A declaração de Miranda foi durante a programação do Dia Nacional em Defesa de Velho Chico, no último domingo, 3. A solenidade aconteceu em Aracaju, no estado do Sergipe, onde o comitê reuniu a imprensa e autoridades para lançar também o II Simpósio da Bacia Hidrográfica do Rio São Francisco, evento finalizado na quarta-feira, 6. “As pessoas estão irrigando por inundação um solo extremamente vulnerável É necessário fazer o uso da melhor tecnologia para não salinizar a terra e criar futuros desertos”. 

E prosseguiu: “O Canal do Sertão precisa de fato ter um freio de arrumação e o governo de Alagoas tem se mostrado incapaz de compreender que não basta construir uma obra bilionária se não fizer a gestão correta e compartilhada dessas águas. Fiquei sabendo que apenas 12% daquela água está sendo utilizada pela população. É preciso de um grande debate para o Canal do Sertão não repetir o que aconteceu com a transposição do São Francisco, que teria um custo da operação de R$ 500 milhões por ano, sendo que o Tribunal de Contas da União (TCU) informou recentemente que o valor subiu para R$ 800 milhões”.

Quanto à questão do uso da água, o presidente do comitê acrescentou ainda que “a fiscalização se faz necessária, uma vez que carcaças de animais e até cadáveres já foram encontrados dentro do canal por onde circula água para abastecimento humano”. 

Um foco diferente

De acordo com Valmir Pedrosa, engenheiro civil e consultor da Secretaria do Estado do Meio Ambiente e Recursos hídricos de Alagoas (Semarh), o Canal do Sertão foi construído com objetivo de irrigar plantações e lavouras, porém ainda não tem essa demanda. Sendo assim, a água do reservatório é utilizada no abastecimento dos municípios do Alto Sertão, como: Pariconha, Água Branca, Delmiro Gouveia, Canapi, Inhapi e Olho d’Água do Casado. “Além disso, temos 430 pequenos usuários para irrigação”, explicou. Tudo somado, segundo Pedrosa, corresponde a cerca de 20% da capacidade máxima da bomba do Canal do Sertão.

Atualmente, a obra possui duas bombas hidráulicas, sendo que apenas uma está em funcionamento. “O canal é para utilização para projetos de irrigação, que ainda estão para ser construídos. O que trava o uso da irrigação é o orçamento da União, que não colocou em licitação as obras complementares para fazer a ligação das águas até as plantações. O Canal do Sertão sendo inutilizado para irrigação vira um elefante branco, sem dúvida”, afirmou. 
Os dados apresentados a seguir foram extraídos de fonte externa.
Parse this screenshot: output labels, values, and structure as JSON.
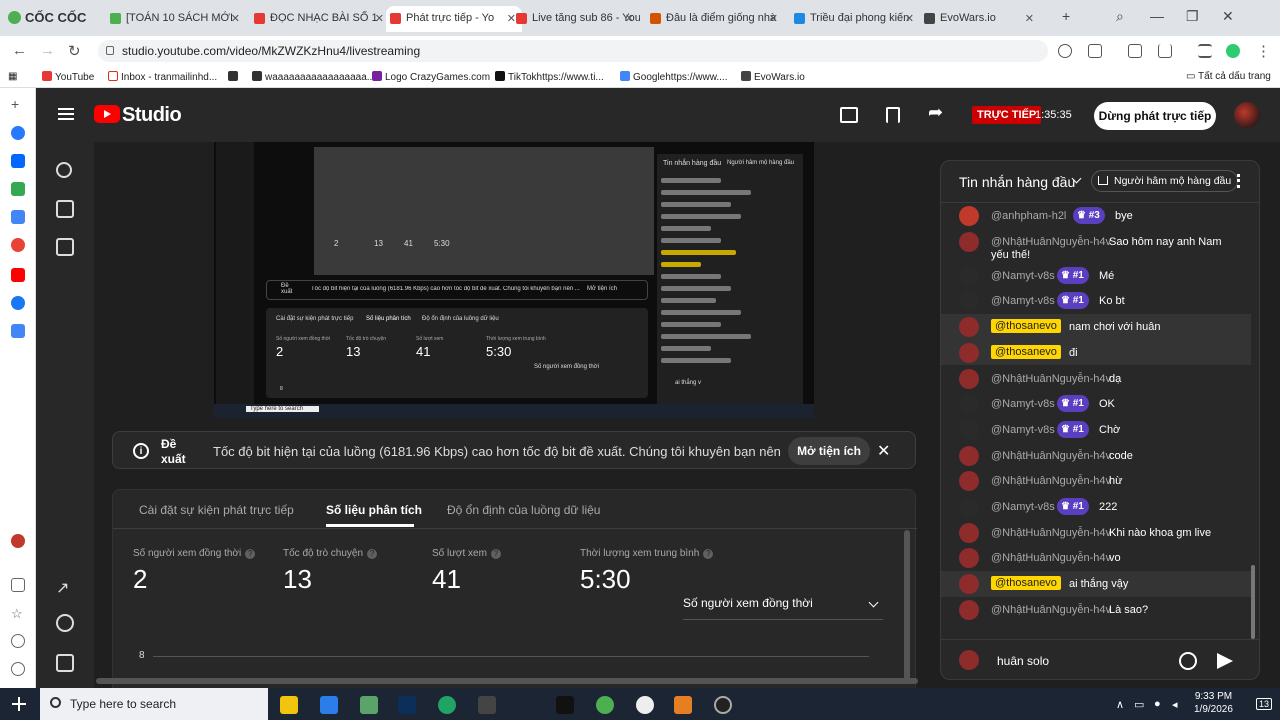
{
  "browser": {
    "brand": "CỐC CỐC",
    "tabs": [
      {
        "label": "[TOÁN 10 SÁCH MỚI",
        "color": "#4caf50"
      },
      {
        "label": "ĐỌC NHẠC BÀI SỐ 1",
        "color": "#e53935"
      },
      {
        "label": "Phát trực tiếp - Yo",
        "color": "#e53935",
        "active": true
      },
      {
        "label": "Live tăng sub 86 - You",
        "color": "#e53935"
      },
      {
        "label": "Đâu là điểm giống nhà",
        "color": "#d35400"
      },
      {
        "label": "Triều đại phong kiến",
        "color": "#1e88e5"
      },
      {
        "label": "EvoWars.io",
        "color": "#444444"
      }
    ],
    "url": "studio.youtube.com/video/MkZWZKzHnu4/livestreaming",
    "bookmarks": [
      {
        "label": "YouTube",
        "color": "#e53935"
      },
      {
        "label": "Inbox - tranmailinhd...",
        "color": "#fff",
        "border": "#d93025"
      },
      {
        "label": "",
        "color": "#333"
      },
      {
        "label": "waaaaaaaaaaaaaaaaa...",
        "color": "#333"
      },
      {
        "label": "Logo CrazyGames.com",
        "color": "#7b1fa2"
      },
      {
        "label": "TikTokhttps://www.ti...",
        "color": "#111"
      },
      {
        "label": "Googlehttps://www....",
        "color": "#4285f4"
      },
      {
        "label": "EvoWars.io",
        "color": "#444"
      }
    ],
    "all_bookmarks": "Tất cả dấu trang"
  },
  "studio": {
    "logo": "Studio",
    "live_badge": "TRỰC TIẾP",
    "timer": "1:35:35",
    "end_button": "Dừng phát trực tiếp"
  },
  "preview": {
    "chat_title": "Tin nhắn hàng đầu",
    "chat_top": "Người hâm mộ hàng đầu",
    "banner_title": "Đề xuất",
    "banner_text": "Tốc độ bit hiện tại của luồng (6181.96 Kbps) cao hơn tốc độ bit đề xuất. Chúng tôi khuyên bạn nên ...",
    "banner_btn": "Mở tiện ích",
    "tab1": "Cài đặt sự kiện phát trực tiếp",
    "tab2": "Số liệu phân tích",
    "tab3": "Độ ổn định của luồng dữ liệu",
    "m1": "Số người xem đồng thời",
    "v1": "2",
    "m2": "Tốc độ trò chuyện",
    "v2": "13",
    "m3": "Số lượt xem",
    "v3": "41",
    "m4": "Thời lượng xem trung bình",
    "v4": "5:30",
    "dropdown": "Số người xem đồng thời",
    "yaxis": "8",
    "chat_input": "ai thắng v",
    "search": "Type here to search"
  },
  "banner": {
    "title": "Đề xuất",
    "text": "Tốc độ bit hiện tại của luồng (6181.96 Kbps) cao hơn tốc độ bit đề xuất. Chúng tôi khuyên bạn nên ...",
    "button": "Mở tiện ích"
  },
  "analytics": {
    "tabs": [
      "Cài đặt sự kiện phát trực tiếp",
      "Số liệu phân tích",
      "Độ ổn định của luồng dữ liệu"
    ],
    "metrics": [
      {
        "label": "Số người xem đồng thời",
        "value": "2"
      },
      {
        "label": "Tốc độ trò chuyện",
        "value": "13"
      },
      {
        "label": "Số lượt xem",
        "value": "41"
      },
      {
        "label": "Thời lượng xem trung bình",
        "value": "5:30"
      }
    ],
    "dropdown": "Số người xem đồng thời",
    "y_tick": "8"
  },
  "chat": {
    "title": "Tin nhắn hàng đầu",
    "top_fans": "Người hâm mộ hàng đầu",
    "messages": [
      {
        "author": "@anhpham-h2l",
        "badge": "#3",
        "text": "bye",
        "own": false,
        "av": "#c0392b"
      },
      {
        "author": "@NhậtHuânNguyễn-h4v",
        "badge": "",
        "text": "Sao hôm nay anh Nam",
        "text2": "yếu thế!",
        "own": false,
        "av": "#8e2b2b"
      },
      {
        "author": "@Namyt-v8s",
        "badge": "#1",
        "text": "Mé",
        "own": false,
        "av": "#2a2a2a"
      },
      {
        "author": "@Namyt-v8s",
        "badge": "#1",
        "text": "Ko bt",
        "own": false,
        "av": "#2a2a2a"
      },
      {
        "author": "@thosanevo",
        "badge": "",
        "text": "nam chơi với huân",
        "own": true,
        "av": "#8e2b2b"
      },
      {
        "author": "@thosanevo",
        "badge": "",
        "text": "đi",
        "own": true,
        "av": "#8e2b2b"
      },
      {
        "author": "@NhậtHuânNguyễn-h4v",
        "badge": "",
        "text": "dạ",
        "own": false,
        "av": "#8e2b2b"
      },
      {
        "author": "@Namyt-v8s",
        "badge": "#1",
        "text": "OK",
        "own": false,
        "av": "#2a2a2a"
      },
      {
        "author": "@Namyt-v8s",
        "badge": "#1",
        "text": "Chờ",
        "own": false,
        "av": "#2a2a2a"
      },
      {
        "author": "@NhậtHuânNguyễn-h4v",
        "badge": "",
        "text": "code",
        "own": false,
        "av": "#8e2b2b"
      },
      {
        "author": "@NhậtHuânNguyễn-h4v",
        "badge": "",
        "text": "hừ",
        "own": false,
        "av": "#8e2b2b"
      },
      {
        "author": "@Namyt-v8s",
        "badge": "#1",
        "text": "222",
        "own": false,
        "av": "#2a2a2a"
      },
      {
        "author": "@NhậtHuânNguyễn-h4v",
        "badge": "",
        "text": "Khi nào khoa gm live",
        "own": false,
        "av": "#8e2b2b"
      },
      {
        "author": "@NhậtHuânNguyễn-h4v",
        "badge": "",
        "text": "vo",
        "own": false,
        "av": "#8e2b2b"
      },
      {
        "author": "@thosanevo",
        "badge": "",
        "text": "ai thắng vậy",
        "own": true,
        "av": "#8e2b2b"
      },
      {
        "author": "@NhậtHuânNguyễn-h4v",
        "badge": "",
        "text": "Là sao?",
        "own": false,
        "av": "#8e2b2b"
      }
    ],
    "input_value": "huân solo"
  },
  "taskbar": {
    "search": "Type here to search",
    "time": "9:33 PM",
    "date": "1/9/2026",
    "notif": "13"
  }
}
O Canal do Sertão já custou aos cofres públicos, em treze anos de construção, mais de R$ 2 bilhões. Até o momento, foram construídos 115 km dos 250 km totais da obra, que vai terminar no município de Arapiraca. É estimado que se demore mais uma década para sua conclusão para contemplar 44 cidades. 
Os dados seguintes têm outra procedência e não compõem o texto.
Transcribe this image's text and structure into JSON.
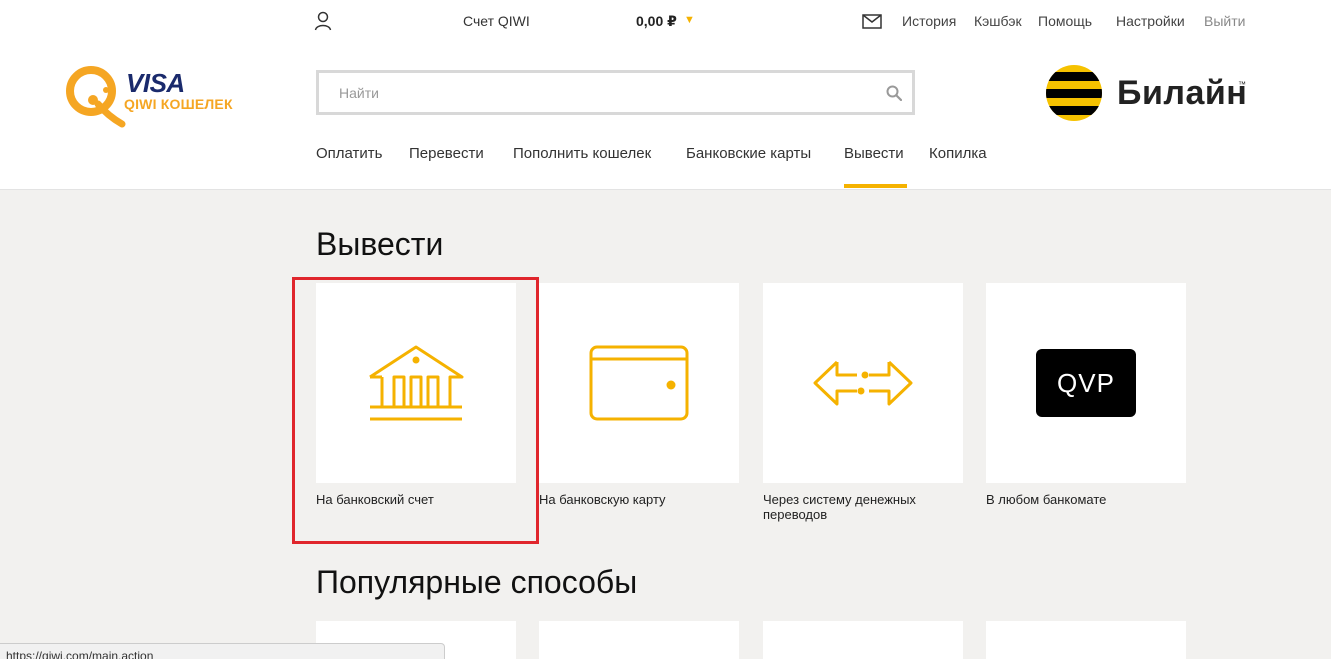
{
  "topbar": {
    "account_label": "Счет QIWI",
    "balance": "0,00 ₽",
    "balance_caret": "▼",
    "links": {
      "history": "История",
      "cashback": "Кэшбэк",
      "help": "Помощь",
      "settings": "Настройки",
      "logout": "Выйти"
    }
  },
  "logo": {
    "visa": "VISA",
    "qiwi": "QIWI КОШЕЛЕК"
  },
  "search": {
    "placeholder": "Найти",
    "value": ""
  },
  "partner": {
    "name": "Билайн",
    "tm": "™"
  },
  "mainnav": {
    "items": [
      {
        "label": "Оплатить"
      },
      {
        "label": "Перевести"
      },
      {
        "label": "Пополнить кошелек"
      },
      {
        "label": "Банковские карты"
      },
      {
        "label": "Вывести",
        "active": true
      },
      {
        "label": "Копилка"
      }
    ]
  },
  "withdraw": {
    "title": "Вывести",
    "tiles": [
      {
        "label": "На банковский счет",
        "icon": "bank-icon"
      },
      {
        "label": "На банковскую карту",
        "icon": "card-icon"
      },
      {
        "label": "Через систему денежных переводов",
        "icon": "transfer-arrows-icon"
      },
      {
        "label": "В любом банкомате",
        "icon": "qvp-icon",
        "badge": "QVP"
      }
    ]
  },
  "popular": {
    "title": "Популярные способы"
  },
  "statusbar": {
    "url": "https://qiwi.com/main.action"
  },
  "colors": {
    "accent_yellow": "#f5b200",
    "highlight_red": "#e0262c",
    "qiwi_orange": "#f5a623",
    "visa_blue": "#1a2a6c",
    "background": "#f2f1ef"
  }
}
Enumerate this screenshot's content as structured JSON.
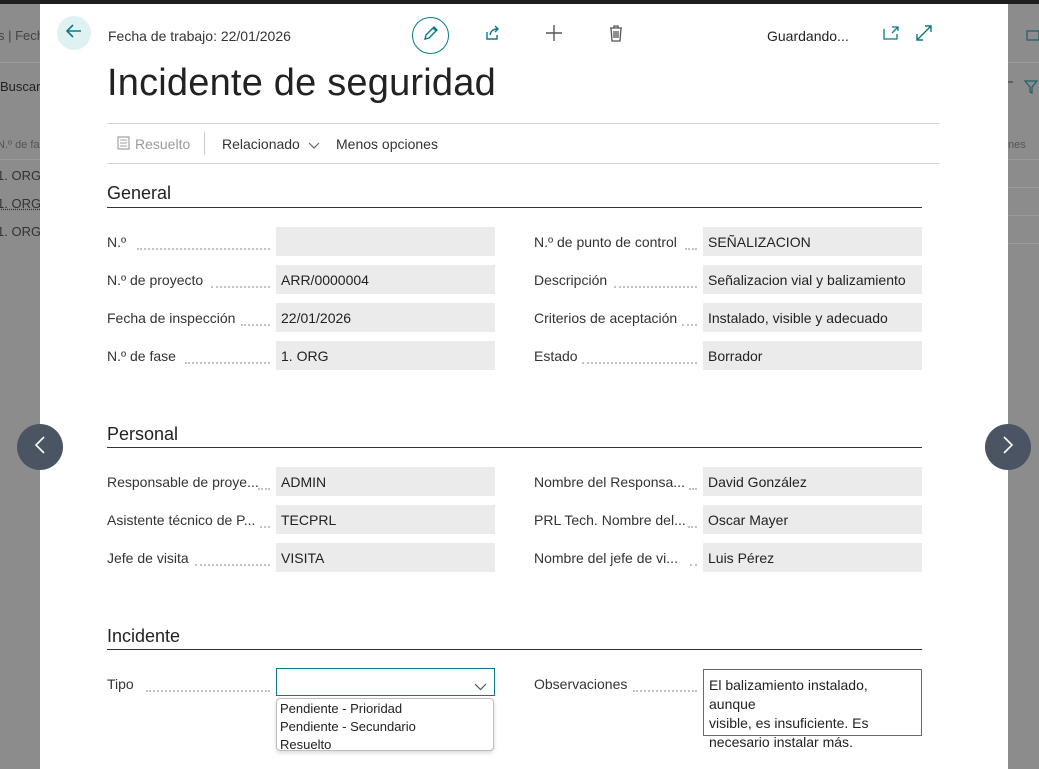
{
  "background": {
    "left_fragments": [
      "s | Fech",
      "Buscar",
      "N.º de fa",
      "1. ORG",
      "1. ORG",
      "1. ORG"
    ],
    "right_fragments": [
      "nes"
    ]
  },
  "header": {
    "work_date": "Fecha de trabajo: 22/01/2026",
    "saving_status": "Guardando..."
  },
  "page_title": "Incidente de seguridad",
  "actions": {
    "resolved": "Resuelto",
    "related": "Relacionado",
    "less_options": "Menos opciones"
  },
  "sections": {
    "general": {
      "title": "General",
      "left": [
        {
          "label": "N.º",
          "value": ""
        },
        {
          "label": "N.º de proyecto",
          "value": "ARR/0000004"
        },
        {
          "label": "Fecha de inspección",
          "value": "22/01/2026"
        },
        {
          "label": "N.º de fase",
          "value": "1. ORG"
        }
      ],
      "right": [
        {
          "label": "N.º de punto de control",
          "value": "SEÑALIZACION"
        },
        {
          "label": "Descripción",
          "value": "Señalizacion vial y balizamiento"
        },
        {
          "label": "Criterios de aceptación",
          "value": "Instalado, visible y adecuado"
        },
        {
          "label": "Estado",
          "value": "Borrador"
        }
      ]
    },
    "personal": {
      "title": "Personal",
      "left": [
        {
          "label": "Responsable de proye...",
          "value": "ADMIN"
        },
        {
          "label": "Asistente técnico de P...",
          "value": "TECPRL"
        },
        {
          "label": "Jefe de visita",
          "value": "VISITA"
        }
      ],
      "right": [
        {
          "label": "Nombre del Responsa...",
          "value": "David González"
        },
        {
          "label": "PRL Tech. Nombre del...",
          "value": "Oscar Mayer"
        },
        {
          "label": "Nombre del jefe de vi...",
          "value": "Luis Pérez"
        }
      ]
    },
    "incident": {
      "title": "Incidente",
      "type_label": "Tipo",
      "type_value": "",
      "type_options": [
        "Pendiente - Prioridad",
        "Pendiente - Secundario",
        "Resuelto"
      ],
      "observations_label": "Observaciones",
      "observations_lines": [
        "El balizamiento instalado, aunque",
        "visible, es insuficiente. Es",
        "necesario instalar más."
      ]
    }
  },
  "colors": {
    "accent": "#0a7b83",
    "nav_button": "#4a5462",
    "field_bg": "#ebebeb"
  }
}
Sobre as críticas de Miranda, o consultor da Semarh esclareceu que a água usada para consumo humano é tratada e que toda utilização é cobrada. “O mesmo acontece com a irrigação. Primeiramente deve ser apresentado um projeto à secretaria para análise e aprovação”. 

Velho Chico decadente

O Rio São Francisco corre perigo e reverter esse processo de decadência causado pela exploração do homem é um trabalho árduo e oneroso. Segundo o Comitê da Bacia do são Francisco, seria necessário um investimento de R$ 30,8 bilhões para uma revitalização completa do rio, que tem sofrido com as obras de transposição. Conforme o presidente do comitê, Anivaldo Miranda, o Velho Chico já agoniza e dá sinais claros. Um deles é as águas do mar que estão invadindo o Velho Chico em sua foz. 
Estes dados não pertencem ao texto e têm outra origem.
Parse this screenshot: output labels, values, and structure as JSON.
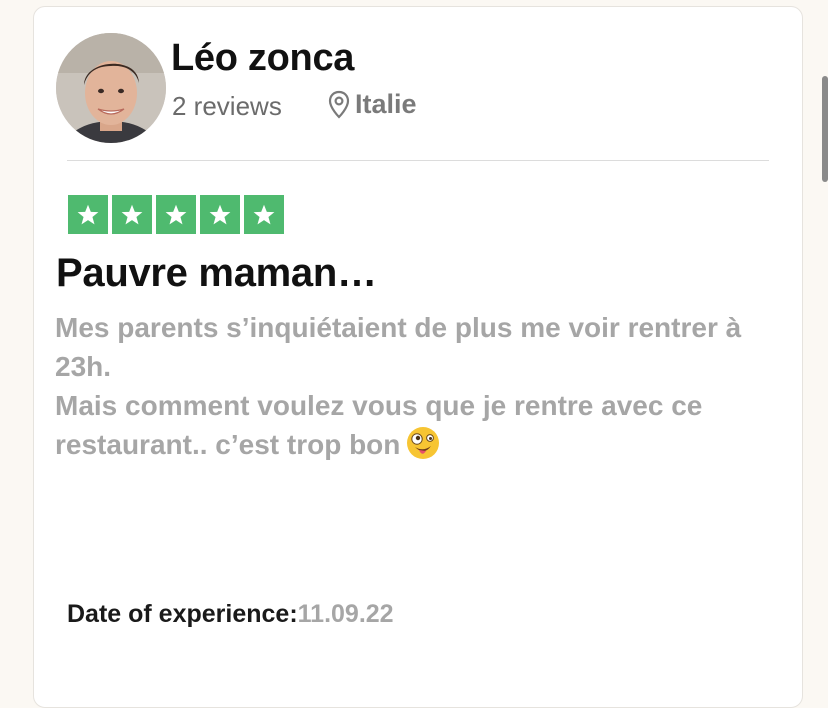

“Muitos consideram um rio como uma canaleta que leva água até o mar. O rio representa toda uma biodiversidade, sem falar da cultura de todo um povo”, destacou.  Para o coordenador geral do II Simpósio da Bacia Hidrográfica do Rio São Francisco, Inajá Francisco de Souza, o país ainda não leva tão a sério a preservação do meio ambiente. Tal situação seria influenciada por questões socioeconômicas. “O povo brasileiro, primeiramente, está focado na sobrevivência. Por isso, outras questões, como a preservação, acabam ficando em segundo plano”, disse ao EXTRA.